Continua o impasse sobre a votação do Orçamento para 2002 na Comissão Mista. Além das divergências em torno do valor do salário-mínimo e da renegociação das dívidas rurais, as denúncias de que as despesas previstas para o Poder Judiciário não batem com as receitas e que algumas bancadas estariam sendo contempladas com verbas além das que foram solicitadas, podem dificultar ainda mais um acordo em torno da sua votação.
O deputado Gilmar Machado (PT-MG) acha muito difícil que a votação ocorra ainda neste ano. "Acho que realmente tem problemas que precisam ser equacionados.
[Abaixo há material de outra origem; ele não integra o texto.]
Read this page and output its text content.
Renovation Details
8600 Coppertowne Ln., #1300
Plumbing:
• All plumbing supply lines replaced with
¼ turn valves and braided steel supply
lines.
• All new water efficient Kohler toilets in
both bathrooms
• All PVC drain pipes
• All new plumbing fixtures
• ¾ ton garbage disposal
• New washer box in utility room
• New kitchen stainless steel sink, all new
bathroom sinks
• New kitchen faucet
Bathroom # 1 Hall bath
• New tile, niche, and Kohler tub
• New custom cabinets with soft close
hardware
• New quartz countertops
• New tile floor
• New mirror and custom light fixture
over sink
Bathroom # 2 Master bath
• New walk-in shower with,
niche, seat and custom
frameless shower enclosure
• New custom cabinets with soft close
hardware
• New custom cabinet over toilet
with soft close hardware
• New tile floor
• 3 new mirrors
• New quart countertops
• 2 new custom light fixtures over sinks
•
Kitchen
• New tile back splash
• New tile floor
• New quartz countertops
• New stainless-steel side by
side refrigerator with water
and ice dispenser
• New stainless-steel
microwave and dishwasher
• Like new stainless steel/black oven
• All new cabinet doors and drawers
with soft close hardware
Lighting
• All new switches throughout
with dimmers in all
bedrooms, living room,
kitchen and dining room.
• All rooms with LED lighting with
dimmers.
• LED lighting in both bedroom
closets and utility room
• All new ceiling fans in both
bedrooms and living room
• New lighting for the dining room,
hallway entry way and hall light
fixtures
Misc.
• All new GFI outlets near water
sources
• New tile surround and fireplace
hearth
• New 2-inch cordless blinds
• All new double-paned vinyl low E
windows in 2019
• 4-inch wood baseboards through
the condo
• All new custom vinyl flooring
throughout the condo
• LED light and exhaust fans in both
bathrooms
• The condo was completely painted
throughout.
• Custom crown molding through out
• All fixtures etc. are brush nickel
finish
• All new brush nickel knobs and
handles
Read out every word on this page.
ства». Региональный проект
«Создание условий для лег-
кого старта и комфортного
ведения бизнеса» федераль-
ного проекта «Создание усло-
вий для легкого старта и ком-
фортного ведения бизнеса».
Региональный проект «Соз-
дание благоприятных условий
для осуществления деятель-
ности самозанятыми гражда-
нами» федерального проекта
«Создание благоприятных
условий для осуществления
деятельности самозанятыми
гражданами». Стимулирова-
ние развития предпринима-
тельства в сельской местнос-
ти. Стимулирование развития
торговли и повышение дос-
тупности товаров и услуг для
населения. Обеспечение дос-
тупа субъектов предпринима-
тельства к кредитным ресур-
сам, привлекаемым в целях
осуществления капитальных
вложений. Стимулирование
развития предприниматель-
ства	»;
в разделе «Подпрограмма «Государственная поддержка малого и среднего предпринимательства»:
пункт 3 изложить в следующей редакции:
Se tem denúncia, tem que formalizar porque não pode ficar apenas em eu acho que tem isso ou aquilo.
Já o vice-líder do PFL, deputado José Carlos Aleluia (BA), acredita na possibilidade de um acordo para que o orçamento seja logo votado. "Devemos caminhar no sentido de corrigir os erros e apurar as denúncias que até o momento não foram fundadas. Eu tenho confiança no relator, vejo que está fazendo um trabalho equilibrado. Quanto à questão das emendas, ainda vai ser discutida com cada bancada e as bancadas poderão corrigir".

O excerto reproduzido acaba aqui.